I'm willing to admit that it's entirely possible that a full on-demand analysis of whether a shape could potentially be part of a gun might not currently be possible and it might be years before that becomes feasible, but until then, simply banning a handful of the most popular STL files would still have value.
So while the legislation, and implementation can be deemed problematic, the political desire to prevent counterfeit is not actually unreasonable.
Having particular objects be banned that aren't under the exclusive control of a government actually creates new precedent. Regardless of the technical feasibility that you keep bringing up, this legislation is undesirable because of what could come after.
Manufacturing firearms is not unlawful in the State of New York, nor is it unlawful federally.
As far as I can tell, there is no federal or state law that compels any company to add features like the ones HP has added to their products. I have not spent a large amount of time researching. Just browsed a few articles like this one https://www.itestcash.com/blogs/news/your-guide-to-federal-c....
I also don't see the point about manufacturing firearms as particularly convincing. It was a process that used to be more difficult and technology has made that process substantially easier. It's reasonable for a government to think the old process didn't need regulation due to that complexity while the new technology intensifies the problem enough for a government response. New technology prompts new regulation all the time for exactly this reason.
From the text of the proposed legislation, this blocking technology needs to fail closed. This means that you need a form of permission to start a manufacturing process.
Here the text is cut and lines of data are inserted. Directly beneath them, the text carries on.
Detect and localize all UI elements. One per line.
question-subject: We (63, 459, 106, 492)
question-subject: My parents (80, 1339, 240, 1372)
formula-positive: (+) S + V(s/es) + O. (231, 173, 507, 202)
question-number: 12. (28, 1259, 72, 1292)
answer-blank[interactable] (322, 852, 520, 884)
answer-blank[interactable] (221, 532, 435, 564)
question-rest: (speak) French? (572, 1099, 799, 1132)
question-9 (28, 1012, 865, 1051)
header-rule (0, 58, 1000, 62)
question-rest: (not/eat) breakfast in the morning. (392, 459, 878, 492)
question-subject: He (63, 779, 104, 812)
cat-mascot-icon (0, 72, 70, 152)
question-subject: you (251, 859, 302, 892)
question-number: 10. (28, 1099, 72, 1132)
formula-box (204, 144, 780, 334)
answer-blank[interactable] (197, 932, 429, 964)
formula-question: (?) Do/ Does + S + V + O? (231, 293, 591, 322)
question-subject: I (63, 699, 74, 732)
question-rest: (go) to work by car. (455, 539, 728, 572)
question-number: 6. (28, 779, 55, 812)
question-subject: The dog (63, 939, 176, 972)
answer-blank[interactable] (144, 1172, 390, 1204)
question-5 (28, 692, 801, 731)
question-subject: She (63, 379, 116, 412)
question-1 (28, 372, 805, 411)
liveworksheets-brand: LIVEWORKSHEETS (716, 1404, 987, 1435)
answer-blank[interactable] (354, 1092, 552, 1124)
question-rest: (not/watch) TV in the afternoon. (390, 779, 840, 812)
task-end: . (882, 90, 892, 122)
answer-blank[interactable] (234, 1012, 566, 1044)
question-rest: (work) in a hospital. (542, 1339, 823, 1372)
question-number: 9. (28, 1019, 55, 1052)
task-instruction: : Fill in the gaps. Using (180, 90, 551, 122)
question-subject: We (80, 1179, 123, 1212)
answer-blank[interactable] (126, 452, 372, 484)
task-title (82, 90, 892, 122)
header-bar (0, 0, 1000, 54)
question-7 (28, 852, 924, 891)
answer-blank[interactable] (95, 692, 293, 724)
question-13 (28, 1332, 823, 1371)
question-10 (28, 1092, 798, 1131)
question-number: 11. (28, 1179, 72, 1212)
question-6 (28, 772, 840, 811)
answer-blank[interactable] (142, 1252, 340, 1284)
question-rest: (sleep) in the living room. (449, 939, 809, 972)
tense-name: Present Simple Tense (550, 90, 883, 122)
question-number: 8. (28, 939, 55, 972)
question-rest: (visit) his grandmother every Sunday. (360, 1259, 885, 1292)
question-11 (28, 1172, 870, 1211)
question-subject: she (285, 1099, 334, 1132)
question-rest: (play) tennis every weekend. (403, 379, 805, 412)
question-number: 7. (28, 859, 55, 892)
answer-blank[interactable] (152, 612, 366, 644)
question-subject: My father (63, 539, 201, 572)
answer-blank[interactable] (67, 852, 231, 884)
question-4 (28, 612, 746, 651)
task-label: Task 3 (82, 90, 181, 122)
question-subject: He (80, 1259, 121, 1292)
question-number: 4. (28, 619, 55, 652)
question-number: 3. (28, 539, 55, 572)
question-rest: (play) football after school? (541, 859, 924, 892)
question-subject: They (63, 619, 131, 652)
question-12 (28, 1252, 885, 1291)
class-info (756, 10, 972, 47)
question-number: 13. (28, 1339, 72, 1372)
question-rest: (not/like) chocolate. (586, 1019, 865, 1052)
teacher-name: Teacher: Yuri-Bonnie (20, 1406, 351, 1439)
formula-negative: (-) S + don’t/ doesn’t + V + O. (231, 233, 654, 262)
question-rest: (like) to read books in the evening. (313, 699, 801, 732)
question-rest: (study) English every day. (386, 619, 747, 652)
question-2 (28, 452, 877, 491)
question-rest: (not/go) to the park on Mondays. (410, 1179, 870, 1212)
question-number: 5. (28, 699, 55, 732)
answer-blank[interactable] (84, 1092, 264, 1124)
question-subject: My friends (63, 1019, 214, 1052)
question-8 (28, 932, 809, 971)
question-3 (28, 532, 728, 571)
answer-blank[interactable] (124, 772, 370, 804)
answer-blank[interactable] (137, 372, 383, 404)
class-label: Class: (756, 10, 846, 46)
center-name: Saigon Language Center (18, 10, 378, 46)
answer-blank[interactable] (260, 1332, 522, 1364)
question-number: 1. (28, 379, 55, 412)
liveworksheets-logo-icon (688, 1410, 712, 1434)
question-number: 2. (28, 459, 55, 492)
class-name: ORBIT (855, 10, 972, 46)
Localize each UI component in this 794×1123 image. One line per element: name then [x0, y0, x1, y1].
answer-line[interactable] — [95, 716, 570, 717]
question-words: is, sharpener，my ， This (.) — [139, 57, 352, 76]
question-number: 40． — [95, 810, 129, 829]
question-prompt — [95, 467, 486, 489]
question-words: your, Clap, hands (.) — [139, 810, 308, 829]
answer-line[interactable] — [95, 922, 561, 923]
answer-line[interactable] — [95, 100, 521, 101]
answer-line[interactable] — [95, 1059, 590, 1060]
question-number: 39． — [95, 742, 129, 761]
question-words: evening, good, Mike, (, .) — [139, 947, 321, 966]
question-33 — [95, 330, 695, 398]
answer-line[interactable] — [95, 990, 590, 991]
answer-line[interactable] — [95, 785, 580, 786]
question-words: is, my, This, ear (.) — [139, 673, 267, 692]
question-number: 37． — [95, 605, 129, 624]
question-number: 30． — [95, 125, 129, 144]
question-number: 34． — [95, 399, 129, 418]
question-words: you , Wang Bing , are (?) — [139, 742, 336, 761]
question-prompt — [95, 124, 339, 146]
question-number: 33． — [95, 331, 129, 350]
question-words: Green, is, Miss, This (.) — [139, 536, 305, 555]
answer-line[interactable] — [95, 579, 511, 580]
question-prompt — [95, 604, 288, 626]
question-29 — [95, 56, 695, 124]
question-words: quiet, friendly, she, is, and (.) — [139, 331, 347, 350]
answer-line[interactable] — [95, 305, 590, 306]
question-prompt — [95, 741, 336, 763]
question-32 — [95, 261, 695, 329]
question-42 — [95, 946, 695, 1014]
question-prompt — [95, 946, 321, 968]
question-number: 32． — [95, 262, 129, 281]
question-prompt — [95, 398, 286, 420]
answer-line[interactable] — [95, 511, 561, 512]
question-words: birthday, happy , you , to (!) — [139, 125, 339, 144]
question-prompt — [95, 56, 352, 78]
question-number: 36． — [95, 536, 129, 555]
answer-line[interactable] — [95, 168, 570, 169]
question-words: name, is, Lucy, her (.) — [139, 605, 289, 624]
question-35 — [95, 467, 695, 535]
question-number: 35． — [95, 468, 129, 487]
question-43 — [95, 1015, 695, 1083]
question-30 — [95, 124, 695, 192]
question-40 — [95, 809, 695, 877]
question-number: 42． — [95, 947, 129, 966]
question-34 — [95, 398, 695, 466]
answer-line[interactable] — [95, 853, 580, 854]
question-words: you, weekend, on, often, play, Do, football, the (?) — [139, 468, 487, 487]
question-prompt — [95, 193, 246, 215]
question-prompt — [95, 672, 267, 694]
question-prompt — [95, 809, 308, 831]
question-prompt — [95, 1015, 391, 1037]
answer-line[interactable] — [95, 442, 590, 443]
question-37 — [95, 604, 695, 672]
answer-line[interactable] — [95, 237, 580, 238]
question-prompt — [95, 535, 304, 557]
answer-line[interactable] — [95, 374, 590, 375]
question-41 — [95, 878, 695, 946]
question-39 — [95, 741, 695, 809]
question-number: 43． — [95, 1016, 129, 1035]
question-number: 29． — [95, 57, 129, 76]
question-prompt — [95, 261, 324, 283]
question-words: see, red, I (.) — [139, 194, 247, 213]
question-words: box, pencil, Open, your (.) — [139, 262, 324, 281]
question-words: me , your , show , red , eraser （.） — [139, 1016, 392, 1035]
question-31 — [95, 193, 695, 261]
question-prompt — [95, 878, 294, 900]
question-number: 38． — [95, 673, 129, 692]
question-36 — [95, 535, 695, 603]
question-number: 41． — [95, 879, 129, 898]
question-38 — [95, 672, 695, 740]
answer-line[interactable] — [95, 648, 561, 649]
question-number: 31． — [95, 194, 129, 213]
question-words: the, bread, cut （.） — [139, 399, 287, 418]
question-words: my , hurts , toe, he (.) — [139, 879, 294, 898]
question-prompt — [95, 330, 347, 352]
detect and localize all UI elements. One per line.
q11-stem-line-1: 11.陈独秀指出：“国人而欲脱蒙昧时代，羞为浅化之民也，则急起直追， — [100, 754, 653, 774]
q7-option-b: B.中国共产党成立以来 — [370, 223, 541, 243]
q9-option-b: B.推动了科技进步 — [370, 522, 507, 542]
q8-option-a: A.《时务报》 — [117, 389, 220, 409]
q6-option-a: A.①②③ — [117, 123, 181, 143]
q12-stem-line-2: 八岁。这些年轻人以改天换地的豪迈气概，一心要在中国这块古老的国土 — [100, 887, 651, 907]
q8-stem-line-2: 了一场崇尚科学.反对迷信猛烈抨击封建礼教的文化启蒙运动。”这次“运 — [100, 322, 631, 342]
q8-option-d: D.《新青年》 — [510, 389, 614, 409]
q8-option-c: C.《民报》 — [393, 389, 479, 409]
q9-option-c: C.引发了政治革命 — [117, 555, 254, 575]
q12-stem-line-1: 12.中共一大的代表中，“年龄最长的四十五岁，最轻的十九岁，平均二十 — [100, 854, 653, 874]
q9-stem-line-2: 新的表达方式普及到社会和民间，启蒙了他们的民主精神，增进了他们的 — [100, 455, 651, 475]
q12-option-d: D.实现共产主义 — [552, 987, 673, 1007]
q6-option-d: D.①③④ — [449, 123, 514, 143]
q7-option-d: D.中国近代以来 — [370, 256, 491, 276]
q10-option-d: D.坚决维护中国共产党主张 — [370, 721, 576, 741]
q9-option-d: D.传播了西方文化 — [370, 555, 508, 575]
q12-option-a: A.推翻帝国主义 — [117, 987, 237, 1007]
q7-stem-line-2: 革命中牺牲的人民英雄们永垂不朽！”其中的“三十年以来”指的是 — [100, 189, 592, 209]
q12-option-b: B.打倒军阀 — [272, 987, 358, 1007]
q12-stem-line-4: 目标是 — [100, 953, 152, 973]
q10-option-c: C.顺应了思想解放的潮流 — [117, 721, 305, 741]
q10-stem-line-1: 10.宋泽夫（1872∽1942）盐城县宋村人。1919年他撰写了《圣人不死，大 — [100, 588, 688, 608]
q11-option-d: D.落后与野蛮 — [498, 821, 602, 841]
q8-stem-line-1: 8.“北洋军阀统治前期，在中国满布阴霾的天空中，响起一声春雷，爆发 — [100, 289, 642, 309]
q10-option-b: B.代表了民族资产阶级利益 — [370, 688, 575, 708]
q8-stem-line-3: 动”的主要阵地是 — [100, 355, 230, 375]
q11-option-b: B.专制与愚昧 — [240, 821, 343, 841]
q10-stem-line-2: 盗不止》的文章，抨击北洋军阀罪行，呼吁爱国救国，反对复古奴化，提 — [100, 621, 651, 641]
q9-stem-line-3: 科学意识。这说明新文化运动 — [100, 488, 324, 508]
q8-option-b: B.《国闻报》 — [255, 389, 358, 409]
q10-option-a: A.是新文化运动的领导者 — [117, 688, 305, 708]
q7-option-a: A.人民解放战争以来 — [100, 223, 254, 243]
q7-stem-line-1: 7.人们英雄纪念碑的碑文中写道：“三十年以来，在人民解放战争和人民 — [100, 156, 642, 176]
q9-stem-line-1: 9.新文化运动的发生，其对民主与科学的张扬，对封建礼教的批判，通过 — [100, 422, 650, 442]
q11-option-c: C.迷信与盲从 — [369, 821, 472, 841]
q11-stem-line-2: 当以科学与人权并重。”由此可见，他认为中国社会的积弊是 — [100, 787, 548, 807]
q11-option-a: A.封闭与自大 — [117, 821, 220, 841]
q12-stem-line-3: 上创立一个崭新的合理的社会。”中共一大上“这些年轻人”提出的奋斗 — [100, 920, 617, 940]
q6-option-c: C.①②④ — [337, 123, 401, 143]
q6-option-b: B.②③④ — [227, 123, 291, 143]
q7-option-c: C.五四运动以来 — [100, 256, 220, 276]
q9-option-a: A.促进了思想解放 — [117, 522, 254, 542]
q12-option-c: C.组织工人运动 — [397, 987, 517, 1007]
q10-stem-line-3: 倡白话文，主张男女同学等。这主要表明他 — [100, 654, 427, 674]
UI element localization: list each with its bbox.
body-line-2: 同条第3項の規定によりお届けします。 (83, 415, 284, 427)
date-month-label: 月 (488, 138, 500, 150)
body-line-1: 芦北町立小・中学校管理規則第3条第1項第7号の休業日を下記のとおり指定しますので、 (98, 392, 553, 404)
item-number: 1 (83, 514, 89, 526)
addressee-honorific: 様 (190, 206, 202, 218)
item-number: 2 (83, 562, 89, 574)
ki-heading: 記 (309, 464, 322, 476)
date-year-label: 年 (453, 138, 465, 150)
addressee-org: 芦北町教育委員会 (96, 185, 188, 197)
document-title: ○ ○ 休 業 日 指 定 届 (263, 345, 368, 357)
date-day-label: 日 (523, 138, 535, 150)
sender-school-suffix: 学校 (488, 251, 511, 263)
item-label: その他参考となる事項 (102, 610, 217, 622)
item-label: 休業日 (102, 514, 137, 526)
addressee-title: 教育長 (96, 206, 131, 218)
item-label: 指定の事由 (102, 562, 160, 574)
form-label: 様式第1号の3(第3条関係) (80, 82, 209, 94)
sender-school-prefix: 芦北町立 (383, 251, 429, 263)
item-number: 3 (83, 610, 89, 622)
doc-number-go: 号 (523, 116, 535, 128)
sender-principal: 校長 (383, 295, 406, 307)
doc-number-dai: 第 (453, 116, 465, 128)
It compels each entity involved in the supply chain to add this government kill-switch from slicing software, firmware developers, 3D printer manufactures, etc.
The entire premiss for this? To stop individuals from manufacturing firearms and firearm components WHICH IS A LAWFUL ACTIVITY! Unbelievable that anyone would defend such government overreach.
Your motivations are transparent. You are using regurgitated anti-gun arguments. Arguments that have been thoroughly dismantled by SCOTUS. Many before you have used this logical fallacy that advancements in technology give the government a pass to interfere with individuals and their rights. Even very progressive judges have conceded that the first amendment is certainly not limited to quill and ink, but applies to the Internet. Additionally, the advent of strong cryptography does not give the government a reason to strip people of their 4th and 5th amendment protections.
Everything is a lawful activity until they make a law outlawing it. You're arguing against the idea of all new laws.
>Your motivations are transparent. You are using regurgitated anti-gun arguments.
I wasn't hiding anything. I think stricter gun regulations would be a net benefit for an American society that is way too obsessed with guns. The voters of New York generally agree with that idea. The last few months have also made it clear that all the years of 2nd Amendment advocates talking about us needing guns to fight tyranny have been lying about their motivations. So if we're demanding transparency, let's also be clear that there is no deeper ideology at play here beyond a love of guns.